Two people, about the same age, have just achieved a major career--and financial--milestone. They decide to purchase a new vehicle for their commutes, and for pleasure. One buys a 'Benz. The other opts for a Brooklyn bike--or, if they want to splurge, a Brompton. Why?
Well, an answer can be found in a University of Cologne study on cycling patterns and trends. The Mercedes-Benz customer I've mentioned could be someone with a successful business or who's just scored a major contract. The bike buyer, on the other hand, probably is more educated, more likely to be in a profession--and to live in an urban area.
Image from REI |
According to the University of Cologne study, those bike buyers accounted for nearly all of the increase in cycling in Germany from 1996 through 2018. At the end of that period, people with a high level of education (Arbitur) were cycling, on average, 70 minutes per week: twice as much as they were pedaling at the beginning of that era. That also means they're riding three times as much as rural dwellers without Arbitur, whose cycling habits were all but unchanged.
From We Love Cycling |
So what accounts for the differences I've mentioned? Well, according to the study, people with Arbitur are more likely to live in urban areas--like Cologne--where cycling to work, school or shop is a practical alternative. On the other hand, people in rural and suburban areas have to travel greater distances and buy more and larger items--which are harder to transport on bicycles--when they shop.
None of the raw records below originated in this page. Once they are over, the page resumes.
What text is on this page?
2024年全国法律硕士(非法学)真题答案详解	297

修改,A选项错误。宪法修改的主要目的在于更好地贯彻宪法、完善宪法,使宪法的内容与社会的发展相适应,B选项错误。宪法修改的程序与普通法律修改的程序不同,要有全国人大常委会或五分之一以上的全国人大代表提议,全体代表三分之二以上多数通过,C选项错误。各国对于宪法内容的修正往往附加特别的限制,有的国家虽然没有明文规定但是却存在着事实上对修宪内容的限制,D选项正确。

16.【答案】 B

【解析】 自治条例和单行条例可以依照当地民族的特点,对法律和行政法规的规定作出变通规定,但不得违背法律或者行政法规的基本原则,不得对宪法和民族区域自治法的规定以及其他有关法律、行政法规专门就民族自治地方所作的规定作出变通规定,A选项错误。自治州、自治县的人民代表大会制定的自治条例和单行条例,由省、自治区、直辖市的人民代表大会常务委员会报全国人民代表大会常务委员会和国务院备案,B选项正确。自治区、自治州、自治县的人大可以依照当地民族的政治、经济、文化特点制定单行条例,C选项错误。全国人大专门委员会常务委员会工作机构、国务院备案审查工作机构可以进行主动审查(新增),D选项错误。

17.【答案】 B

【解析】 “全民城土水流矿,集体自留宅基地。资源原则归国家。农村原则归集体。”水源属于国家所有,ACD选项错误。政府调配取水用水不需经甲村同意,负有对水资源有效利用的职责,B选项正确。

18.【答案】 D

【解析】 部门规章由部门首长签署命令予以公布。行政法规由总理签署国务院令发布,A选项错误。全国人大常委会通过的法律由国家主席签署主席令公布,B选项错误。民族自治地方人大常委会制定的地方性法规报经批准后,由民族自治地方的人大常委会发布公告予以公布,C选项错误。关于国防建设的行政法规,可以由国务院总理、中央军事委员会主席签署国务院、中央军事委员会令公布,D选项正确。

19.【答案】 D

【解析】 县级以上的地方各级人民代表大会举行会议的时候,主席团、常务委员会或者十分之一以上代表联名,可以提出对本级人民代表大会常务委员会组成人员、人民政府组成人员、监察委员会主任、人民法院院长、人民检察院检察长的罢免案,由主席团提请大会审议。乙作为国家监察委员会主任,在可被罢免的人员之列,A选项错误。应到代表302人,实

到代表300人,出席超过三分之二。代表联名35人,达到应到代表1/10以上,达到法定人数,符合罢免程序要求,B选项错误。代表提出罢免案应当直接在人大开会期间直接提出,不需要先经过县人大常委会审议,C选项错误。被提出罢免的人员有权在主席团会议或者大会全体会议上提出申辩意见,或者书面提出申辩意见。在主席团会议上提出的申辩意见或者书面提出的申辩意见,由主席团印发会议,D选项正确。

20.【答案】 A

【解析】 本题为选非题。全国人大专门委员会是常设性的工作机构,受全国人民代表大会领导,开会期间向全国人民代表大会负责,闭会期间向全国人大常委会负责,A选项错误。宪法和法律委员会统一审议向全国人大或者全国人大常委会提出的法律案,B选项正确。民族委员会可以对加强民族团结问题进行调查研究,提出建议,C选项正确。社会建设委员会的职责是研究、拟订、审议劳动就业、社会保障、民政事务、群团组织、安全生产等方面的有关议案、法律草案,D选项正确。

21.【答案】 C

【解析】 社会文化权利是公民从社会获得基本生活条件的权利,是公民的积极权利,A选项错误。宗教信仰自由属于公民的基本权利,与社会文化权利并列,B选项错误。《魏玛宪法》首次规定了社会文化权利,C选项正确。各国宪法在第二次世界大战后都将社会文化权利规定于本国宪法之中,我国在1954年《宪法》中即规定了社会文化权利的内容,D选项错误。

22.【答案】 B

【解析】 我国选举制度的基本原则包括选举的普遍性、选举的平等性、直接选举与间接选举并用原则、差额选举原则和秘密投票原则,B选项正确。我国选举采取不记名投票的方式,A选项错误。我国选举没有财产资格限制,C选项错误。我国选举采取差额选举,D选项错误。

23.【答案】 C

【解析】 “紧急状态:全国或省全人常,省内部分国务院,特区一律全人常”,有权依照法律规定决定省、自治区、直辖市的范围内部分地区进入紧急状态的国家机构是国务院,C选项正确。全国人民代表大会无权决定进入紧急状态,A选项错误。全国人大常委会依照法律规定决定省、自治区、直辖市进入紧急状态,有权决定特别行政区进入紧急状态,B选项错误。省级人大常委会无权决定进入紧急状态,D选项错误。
But, according to the study--conducted by sociologist Dr. Ansgar Hudde--there is another reason, perhaps more compelling to the educated folks themselves, why they choose to two pedals and two wheels rather than a gas pedal and an internal combustion engine for transport or other short trips. It isn't cost: Most people with Arbitur, at least in Dr. Hudde's study, can afford a car or to use mass transit. It also isn't time, though I have to wonder whether the experiences of folks in Cologne (or Hamburg, Berlin or Dusseldorf) parallel those of folks like me, who can ride to work in less time than the same trip would take on a train or bus, or even a car.
Rather, a chief reason why those educated urban dwellers ride their bikes is the same reason why corporations quote Dr. Martin Luther King in their advertising: signaling. Those companies want to signal that they care about diversity and are otherwise socially conscious. Likewise, urban folk with Arbitur are sending a message that they care about the environment or health, just as the guy with the shiny new Mercedes or Lexus is showing friends, family and others that he's "made it."
(Now I'm recalling that not so long ago, a stereotype of professors was that they drove Volvos. They were more expensive than most American cars but, from what I understand, very well-made. But their rather stodgy appearance contrasted with Mercedes polish or the frankly ostentatious looks of American-made luxury cars like the Cadillac Eldorado or Lincoln Continental. So those academic folk were signaling that they weren't signaling that they'd "made it.")
Anyway, I found the Cologne study interesting for several reasons--one of which is how closely its findings parallel what I've observed here in the US. While some people--men, mainly--in poor and immigrant communities ride bikes for cost or convenience, once their economic circumstances improve (and many of them move away), they buy cars, abandon their bikes and never look back.